循環器領域における睡眠呼吸障害の診断・治療に関するガイドライン
Guidelines for Diagnosis and Treatment of Sleep Disordered Breathing in Cardiovascular Disease(JCS 2010)
【ダイジェスト版】
上気道の閉塞(①)が生じると,吸気時の呼吸筋運動(②)
により,全身からの静脈還流が増加(③)する結果,心室中隔
は左心室の方向に張り出す(④).また,左心室に対する外部
からの陰圧は(⑤),収縮に対する障害(後負荷の増大)となり,
心機能が低下する.
3 血行動態への影響
OSAが心血管系に与える影響は,胸腔内が繰り返し高度の陰圧・低酸素状態・高二酸化炭素状態になること,これらの結果,交感神経活動の活性が短期的・長期的に亢進すること,また低酸素のために生じる液性因子や血管内皮の変化などが重なって生じると考えられている.
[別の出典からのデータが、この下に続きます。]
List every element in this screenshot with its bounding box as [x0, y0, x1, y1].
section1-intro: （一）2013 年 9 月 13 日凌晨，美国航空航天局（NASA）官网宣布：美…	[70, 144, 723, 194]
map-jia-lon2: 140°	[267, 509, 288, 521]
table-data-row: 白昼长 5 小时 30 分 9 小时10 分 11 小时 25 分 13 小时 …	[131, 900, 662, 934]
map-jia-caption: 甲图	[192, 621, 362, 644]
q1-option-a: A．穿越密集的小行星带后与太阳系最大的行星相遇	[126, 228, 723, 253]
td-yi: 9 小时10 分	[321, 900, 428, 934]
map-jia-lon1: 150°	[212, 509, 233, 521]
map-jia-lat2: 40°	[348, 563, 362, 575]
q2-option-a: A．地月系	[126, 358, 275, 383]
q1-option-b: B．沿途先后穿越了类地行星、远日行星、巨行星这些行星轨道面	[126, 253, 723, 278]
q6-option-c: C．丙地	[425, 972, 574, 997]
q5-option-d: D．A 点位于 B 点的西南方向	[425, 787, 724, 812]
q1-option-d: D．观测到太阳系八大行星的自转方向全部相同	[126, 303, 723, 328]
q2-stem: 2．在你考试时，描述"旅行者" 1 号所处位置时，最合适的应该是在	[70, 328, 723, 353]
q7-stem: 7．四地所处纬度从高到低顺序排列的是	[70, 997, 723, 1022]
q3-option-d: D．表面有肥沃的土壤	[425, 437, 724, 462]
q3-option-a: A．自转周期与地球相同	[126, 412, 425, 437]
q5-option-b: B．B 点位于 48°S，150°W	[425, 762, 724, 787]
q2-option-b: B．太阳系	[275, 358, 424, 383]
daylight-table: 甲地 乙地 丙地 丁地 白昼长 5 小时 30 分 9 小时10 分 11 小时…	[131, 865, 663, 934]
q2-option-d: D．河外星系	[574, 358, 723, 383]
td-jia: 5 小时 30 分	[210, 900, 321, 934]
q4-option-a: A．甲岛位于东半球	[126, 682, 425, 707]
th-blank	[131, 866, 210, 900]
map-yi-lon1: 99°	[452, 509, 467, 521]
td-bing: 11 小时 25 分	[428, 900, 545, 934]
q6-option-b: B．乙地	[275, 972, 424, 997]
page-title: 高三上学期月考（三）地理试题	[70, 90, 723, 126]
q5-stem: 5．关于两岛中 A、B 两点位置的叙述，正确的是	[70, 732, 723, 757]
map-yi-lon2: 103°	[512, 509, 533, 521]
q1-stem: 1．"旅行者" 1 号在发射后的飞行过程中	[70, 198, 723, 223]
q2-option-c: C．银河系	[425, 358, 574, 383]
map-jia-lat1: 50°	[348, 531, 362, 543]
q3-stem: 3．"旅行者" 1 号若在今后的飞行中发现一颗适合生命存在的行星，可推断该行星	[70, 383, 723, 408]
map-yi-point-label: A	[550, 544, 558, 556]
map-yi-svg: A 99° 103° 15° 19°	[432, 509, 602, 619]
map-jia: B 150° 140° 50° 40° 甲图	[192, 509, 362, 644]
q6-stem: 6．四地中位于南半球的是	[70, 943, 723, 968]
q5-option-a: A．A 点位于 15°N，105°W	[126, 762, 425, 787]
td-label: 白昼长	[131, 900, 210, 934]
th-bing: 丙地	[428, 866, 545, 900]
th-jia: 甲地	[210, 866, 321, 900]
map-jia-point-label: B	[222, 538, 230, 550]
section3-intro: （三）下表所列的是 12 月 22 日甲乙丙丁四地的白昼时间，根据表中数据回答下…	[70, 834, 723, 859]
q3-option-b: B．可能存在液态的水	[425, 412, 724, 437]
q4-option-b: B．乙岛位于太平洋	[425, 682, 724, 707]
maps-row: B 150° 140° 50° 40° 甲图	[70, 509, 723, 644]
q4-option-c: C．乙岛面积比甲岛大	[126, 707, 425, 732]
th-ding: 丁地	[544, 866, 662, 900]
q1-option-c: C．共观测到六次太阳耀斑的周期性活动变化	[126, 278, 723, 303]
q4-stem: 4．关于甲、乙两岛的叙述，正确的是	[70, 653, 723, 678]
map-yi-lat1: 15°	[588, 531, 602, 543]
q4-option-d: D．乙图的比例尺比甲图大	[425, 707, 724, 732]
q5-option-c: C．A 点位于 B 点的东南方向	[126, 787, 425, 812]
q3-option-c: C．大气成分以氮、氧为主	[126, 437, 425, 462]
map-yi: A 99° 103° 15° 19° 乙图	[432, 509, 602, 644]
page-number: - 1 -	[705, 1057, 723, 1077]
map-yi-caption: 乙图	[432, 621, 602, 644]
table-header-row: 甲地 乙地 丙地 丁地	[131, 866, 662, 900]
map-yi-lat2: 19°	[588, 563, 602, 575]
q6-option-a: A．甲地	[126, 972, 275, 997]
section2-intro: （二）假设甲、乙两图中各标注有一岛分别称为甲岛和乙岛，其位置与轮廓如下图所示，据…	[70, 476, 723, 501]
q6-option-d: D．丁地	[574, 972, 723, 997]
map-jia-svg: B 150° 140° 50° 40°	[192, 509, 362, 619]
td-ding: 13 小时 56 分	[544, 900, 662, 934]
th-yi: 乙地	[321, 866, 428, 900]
高度なOSAでは胸腔内に-50 mmHg以上の陰圧が一晩中繰り返して生じているが,これは心臓全体に対して外部から間欠的な吸引を行うことと同様の作用をもたらしており(transmural pressureの上昇),心室収縮に対して逆方向の力を作用させることで後負荷の上昇と同様の作用を及ぼし,直接的に心収縮に悪影響を与えていることになる.一方,胸腔内が陰圧になると静脈還流が急速に増加し,右心系の容積が急激に増大する.その結果,心室中隔が左室側に変位するため,左室の収縮・拡張が妨げられ,左心機能が一過性に低下する(図2).上記の結果,特に不全心では心拍出量の低下はさらに大きくなる上に,心拍出量や血圧の回復が遅延することが知られており,心不全患者にOSAが合併していると夜間の無呼吸時に心機能がさらなる悪化を来たしているものと考えられる.また,低酸素状態は肺動脈圧の上昇を招き,短期的・中期的に右心機能を悪化させる原因となる.